Nothing was guaranteed.

By the time we’d finished eating dinner, I could barely keep my eyes open. I yawned. “I guess spending the day with two-year-old twins and all that sex afterward wore me out.”

Josh brushed his thumb against my lower lip. “Why don’t you stay the night?”

“You mean like a sleepover?” I asked, shock at what he was asking sideswiping me. Shock and a good dose of hormone-induced happiness.

“Definitely like a sleepover.”

We returned to his room, stripped, and climbed under the covers. Josh pulled me against him, my back against his chest and abs. His thumb stroked just below my belly button—as if saying goodnight to his son.

I should have let his sweet actions lull me to sleep, but there was one thing I needed to know first.

“What will happen once you’re back on the road?” I asked softly.

“What do you mean?” He kissed my shoulder.

“I know you haven’t been sleeping with anyone else since I got pregnant. It’s not like you’ve had a chance based on my demanding hormones, and we agreed to be exclusive. But what about when you’re on the road and you don’t have me around to wear you out in bed? Does the exclusivity clause still apply?”

I turned my head in time to see his frown.

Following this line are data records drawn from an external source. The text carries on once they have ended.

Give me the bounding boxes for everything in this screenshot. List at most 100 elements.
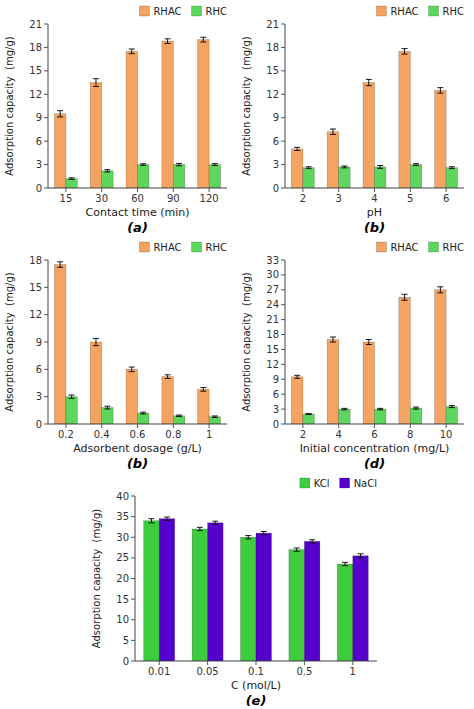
error-bar (197, 527, 203, 530)
error-bar (104, 406, 110, 409)
error-bar (341, 166, 347, 168)
error-bar (366, 340, 372, 345)
legend-swatch (429, 242, 439, 252)
y-tick (281, 70, 285, 71)
y-tick (281, 349, 285, 350)
y-tick (281, 409, 285, 410)
x-tick-label: 6 (443, 193, 449, 204)
y-tick-label: 18 (29, 255, 42, 266)
bar (446, 407, 457, 424)
subtitle: (b) (364, 220, 385, 235)
bar (66, 179, 77, 188)
y-tick (131, 619, 135, 620)
x-tick-label: 0.05 (196, 666, 218, 677)
bar (375, 409, 386, 424)
error-bar (294, 147, 300, 150)
y-tick (44, 396, 48, 397)
bar (208, 523, 223, 661)
x-tick-label: 5 (407, 193, 413, 204)
x-tick (65, 188, 66, 192)
plot-area (54, 37, 220, 188)
figure: 03691215182115306090120Contact time (min… (0, 0, 474, 709)
legend-swatch (429, 6, 439, 16)
y-tick (44, 314, 48, 315)
subtitle: (e) (246, 693, 267, 708)
plot-area (291, 287, 457, 424)
error-bar (306, 413, 312, 415)
y-axis (285, 260, 286, 424)
error-bar (164, 517, 170, 520)
y-tick-label: 12 (266, 359, 279, 370)
error-bar (93, 338, 99, 345)
x-tick (101, 424, 102, 428)
x-tick-label: 0.1 (248, 666, 264, 677)
legend-swatch (376, 242, 386, 252)
bar (198, 40, 209, 188)
y-tick-label: 25 (116, 552, 129, 563)
error-bar (261, 531, 267, 534)
bar (102, 408, 113, 424)
error-bar (402, 294, 408, 300)
y-tick-label: 0 (123, 656, 129, 667)
y-tick-label: 10 (116, 614, 129, 625)
error-bar (129, 49, 135, 54)
error-bar (212, 416, 218, 417)
y-axis (48, 24, 49, 188)
y-tick (44, 424, 48, 425)
y-tick (281, 164, 285, 165)
y-axis-label: Adsorption capacity (mg/g) (4, 36, 15, 175)
y-tick-label: 6 (36, 136, 42, 147)
y-tick-label: 6 (273, 136, 279, 147)
y-tick-label: 30 (116, 532, 129, 543)
y-tick-label: 12 (266, 89, 279, 100)
y-tick (44, 287, 48, 288)
y-axis-label: Adsorption capacity (mg/g) (241, 272, 252, 411)
bar (90, 83, 101, 188)
subtitle: (d) (364, 456, 385, 471)
y-tick-label: 33 (266, 255, 279, 266)
legend-swatch (340, 478, 350, 488)
x-tick (302, 188, 303, 192)
error-bar (212, 521, 218, 524)
y-tick-label: 0 (273, 183, 279, 194)
y-axis (285, 24, 286, 188)
x-tick (352, 661, 353, 665)
x-tick (137, 424, 138, 428)
y-tick (281, 289, 285, 290)
x-tick-label: 0.8 (165, 429, 181, 440)
y-tick-label: 5 (123, 635, 129, 646)
x-tick (137, 188, 138, 192)
x-tick (410, 188, 411, 192)
bar (54, 114, 65, 188)
bar (198, 389, 209, 424)
legend-label: RHC (443, 242, 464, 253)
y-tick (131, 496, 135, 497)
x-tick-label: 2 (300, 193, 306, 204)
bar (138, 413, 149, 424)
bar (126, 51, 137, 188)
y-tick (44, 47, 48, 48)
bar (241, 537, 256, 661)
error-bar (341, 408, 347, 409)
legend-label: RHAC (153, 6, 181, 17)
y-tick (44, 70, 48, 71)
y-tick (281, 379, 285, 380)
error-bar (413, 164, 419, 166)
bar (256, 533, 271, 661)
error-bar (212, 164, 218, 166)
bar (66, 397, 77, 424)
y-tick (281, 260, 285, 261)
legend: KClNaCl (300, 478, 377, 489)
bar (327, 340, 338, 424)
legend-label: NaCl (354, 478, 377, 489)
y-tick-label: 6 (273, 389, 279, 400)
bar (337, 564, 352, 661)
legend-swatch (192, 6, 202, 16)
bar (209, 165, 220, 188)
bar (353, 556, 368, 661)
x-tick-label: 0.2 (58, 429, 74, 440)
plot-area (291, 49, 457, 188)
x-tick (304, 661, 305, 665)
panel: 03691215182123456pH(b)Adsorption capacit… (241, 6, 464, 235)
legend: RHACRHC (139, 6, 227, 17)
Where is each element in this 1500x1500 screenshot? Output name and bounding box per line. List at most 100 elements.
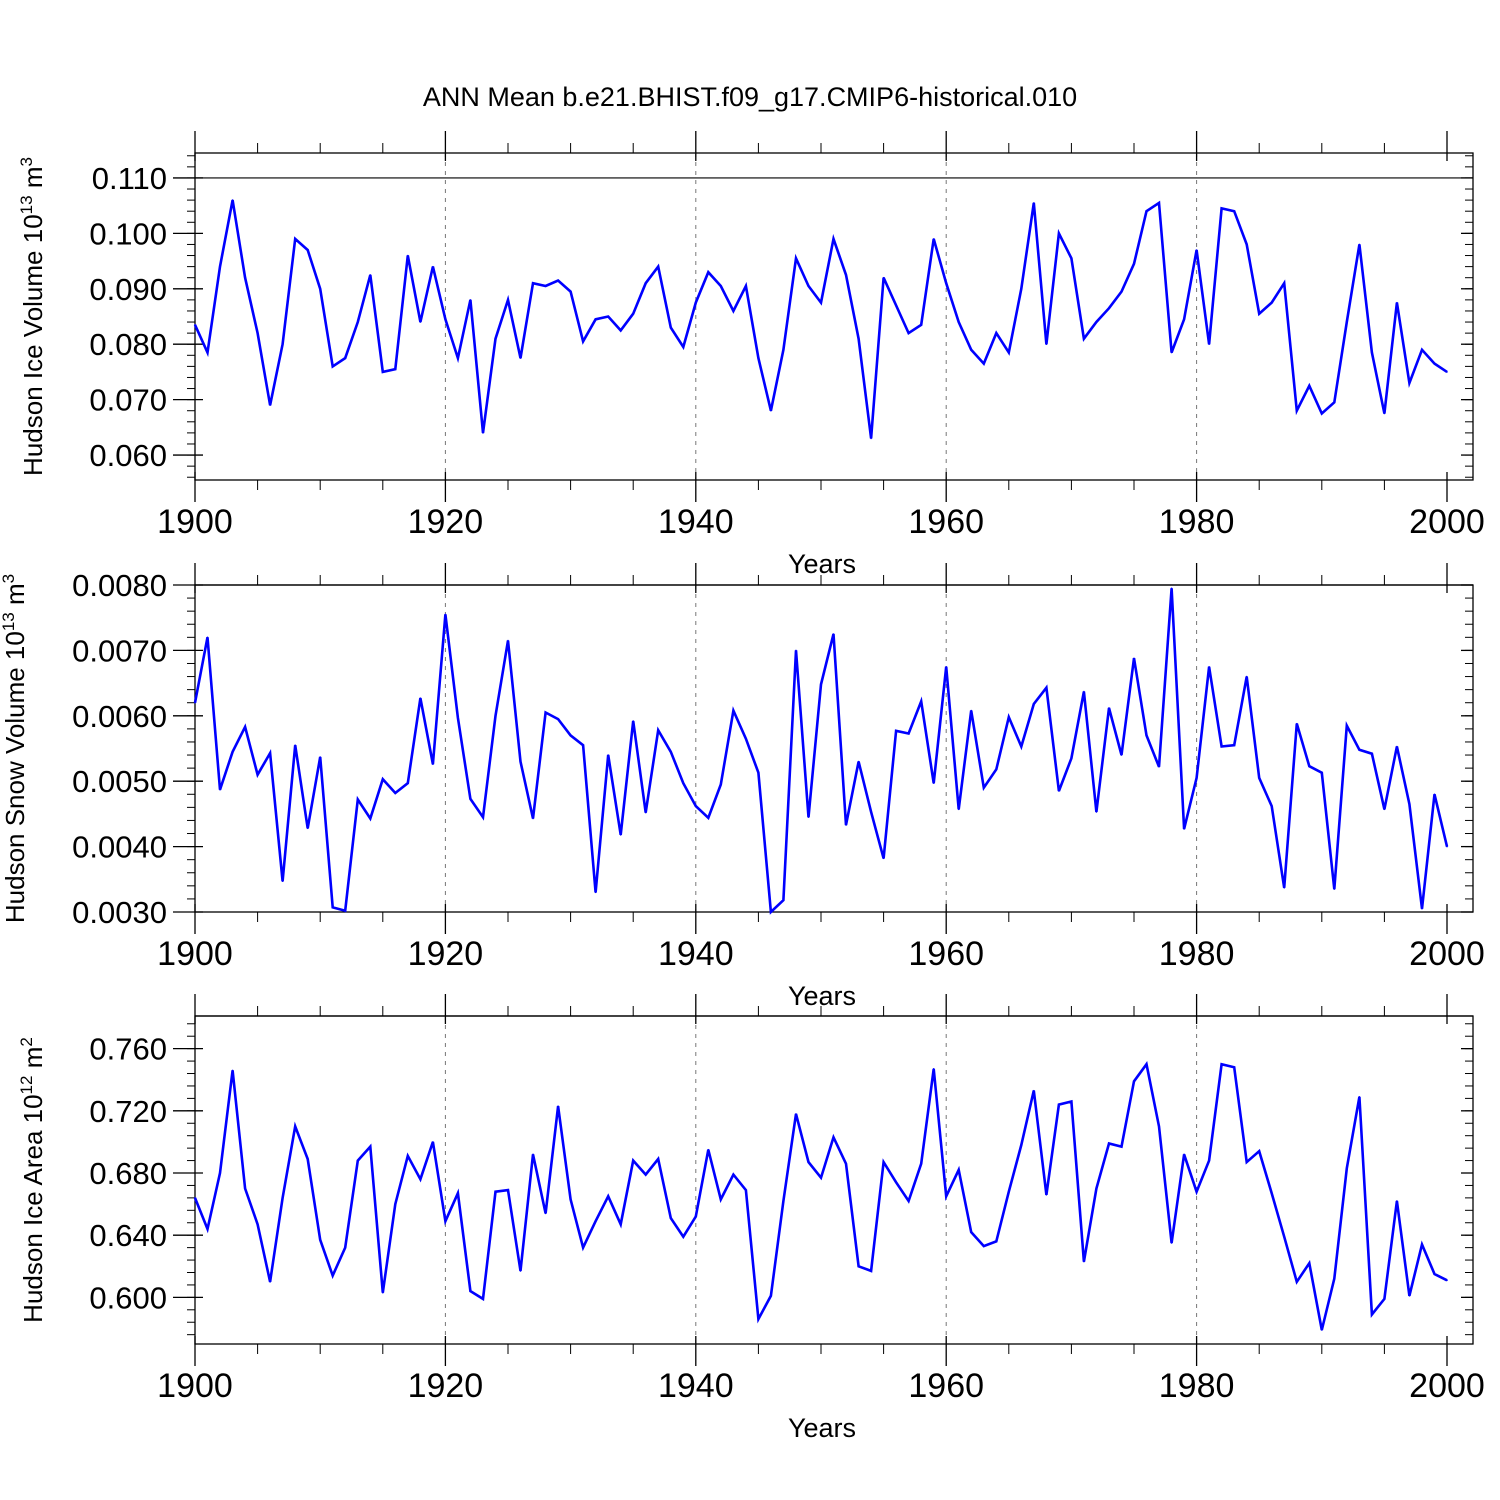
x-axis-label: Years xyxy=(788,981,856,1011)
data-point xyxy=(770,911,772,913)
data-point xyxy=(582,744,584,747)
data-point xyxy=(970,1231,973,1233)
data-point xyxy=(1358,1096,1361,1098)
data-point xyxy=(920,324,922,326)
x-axis-label: Years xyxy=(788,1413,856,1443)
data-point xyxy=(832,633,835,635)
data-point xyxy=(782,1200,785,1202)
plot-frame xyxy=(194,152,1474,481)
data-point xyxy=(1245,1161,1248,1163)
data-point xyxy=(882,276,885,279)
data-point xyxy=(957,808,960,811)
data-point xyxy=(369,817,372,820)
data-point xyxy=(306,827,309,830)
data-point xyxy=(1295,409,1298,412)
data-point xyxy=(1108,1142,1110,1145)
data-point xyxy=(1321,1329,1323,1331)
data-point xyxy=(269,1281,271,1283)
data-point xyxy=(720,783,722,786)
data-point xyxy=(1208,665,1210,668)
data-point xyxy=(344,909,347,912)
data-point xyxy=(695,1215,697,1218)
data-point xyxy=(907,1200,910,1202)
data-point xyxy=(1070,1100,1073,1103)
data-point xyxy=(1333,1277,1336,1280)
data-point xyxy=(619,1223,622,1226)
data-point xyxy=(995,1240,998,1243)
figure-title: ANN Mean b.e21.BHIST.f09_g17.CMIP6-histo… xyxy=(423,82,1077,112)
y-tick-label: 0.600 xyxy=(89,1280,167,1315)
data-point xyxy=(857,337,860,340)
data-point xyxy=(419,697,422,699)
data-point xyxy=(1396,1200,1398,1202)
data-point xyxy=(1095,1187,1098,1190)
x-tick-label: 1900 xyxy=(157,935,233,973)
data-point xyxy=(194,324,196,326)
data-point xyxy=(732,1173,735,1176)
data-point xyxy=(306,1158,309,1160)
y-tick-label: 0.0080 xyxy=(72,568,167,603)
data-point xyxy=(1446,845,1448,848)
y-axis-label-exponent: 12 xyxy=(17,1076,36,1095)
data-point xyxy=(432,265,434,268)
data-point xyxy=(1383,808,1386,811)
data-point xyxy=(807,816,810,818)
data-point xyxy=(419,321,422,323)
data-point xyxy=(995,768,998,771)
data-point xyxy=(1145,734,1148,737)
data-point xyxy=(519,760,522,763)
data-point xyxy=(1433,793,1436,796)
data-point xyxy=(231,199,234,201)
data-point xyxy=(594,891,597,894)
y-axis-label-exponent: 13 xyxy=(0,612,18,631)
data-point xyxy=(1195,249,1198,251)
data-point xyxy=(720,285,722,287)
data-point xyxy=(707,817,710,819)
data-point xyxy=(1433,362,1436,365)
data-point xyxy=(1421,907,1423,910)
y-axis-label-unit-exponent: 2 xyxy=(17,1037,36,1046)
data-point xyxy=(482,432,484,434)
data-point xyxy=(507,639,509,642)
data-point xyxy=(945,282,947,285)
data-point xyxy=(820,1176,822,1179)
data-point xyxy=(394,1203,397,1205)
data-point xyxy=(1083,690,1085,693)
data-point xyxy=(1270,1192,1273,1195)
data-point xyxy=(532,1153,534,1156)
data-point xyxy=(920,1162,922,1165)
data-point xyxy=(194,701,196,704)
data-point xyxy=(1070,257,1073,260)
data-point xyxy=(369,1145,372,1148)
data-point xyxy=(1346,724,1348,727)
data-point xyxy=(982,362,985,365)
data-point xyxy=(1358,749,1361,751)
data-point xyxy=(1083,337,1085,340)
data-point xyxy=(231,750,234,753)
data-point xyxy=(331,906,334,909)
data-point xyxy=(1083,1260,1085,1263)
data-point xyxy=(632,1159,634,1162)
data-point xyxy=(1371,351,1373,354)
data-point xyxy=(607,754,609,756)
data-point xyxy=(1283,282,1286,285)
data-point xyxy=(970,709,973,712)
data-point xyxy=(331,1274,334,1277)
data-point xyxy=(281,343,284,346)
data-point xyxy=(1321,771,1323,774)
data-point xyxy=(582,340,584,343)
data-point xyxy=(507,1189,509,1191)
data-point xyxy=(770,409,772,412)
data-point xyxy=(607,315,609,318)
data-point xyxy=(482,816,484,818)
data-point xyxy=(932,782,935,784)
data-point xyxy=(757,771,760,774)
data-point xyxy=(1170,351,1173,354)
data-point xyxy=(356,321,359,323)
x-tick-label: 1900 xyxy=(157,503,233,541)
x-tick-label: 1920 xyxy=(408,935,484,973)
data-point xyxy=(1408,803,1411,805)
data-point xyxy=(970,348,973,351)
data-point xyxy=(244,276,246,279)
data-point xyxy=(319,1239,322,1241)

“I don’t know about you, Holly, but I’m trying to make a go at what we have here.”

I twisted around fully in his arms to face him. “But I thought you don’t do commitments.”

“I don’t.” His hand shifted back to my belly. “But I am committed to making what you and I have here work. You’re my baby’s mama, which puts you light years ahead of any other woman. Like I said before, I’m not going to sleep around on you—here or on the road. What about you?”

“I’m not going to either,” I whispered. “Not that I’d be able to even if I wanted to. I’m not exactly considered desirable now that I have a baby onboard.”

Josh ran his lips against my jaw, his day-old stubble delicious against my skin. If I wasn’t so tired, I’d jump his bones. As it was, I barely had enough energy for this conversation.

“I can’t speak on behalf of other men—and I’d prefer not to think about them—but I find you extremely desirable like this. You can’t even imagine how much of a turn-on this is.” He caressed my belly.

“So you find pregnant women a turn on?”

He shook his head. “No, only you.”

Somehow, I found the energy to kiss him—kiss him long and hard and with all my heart.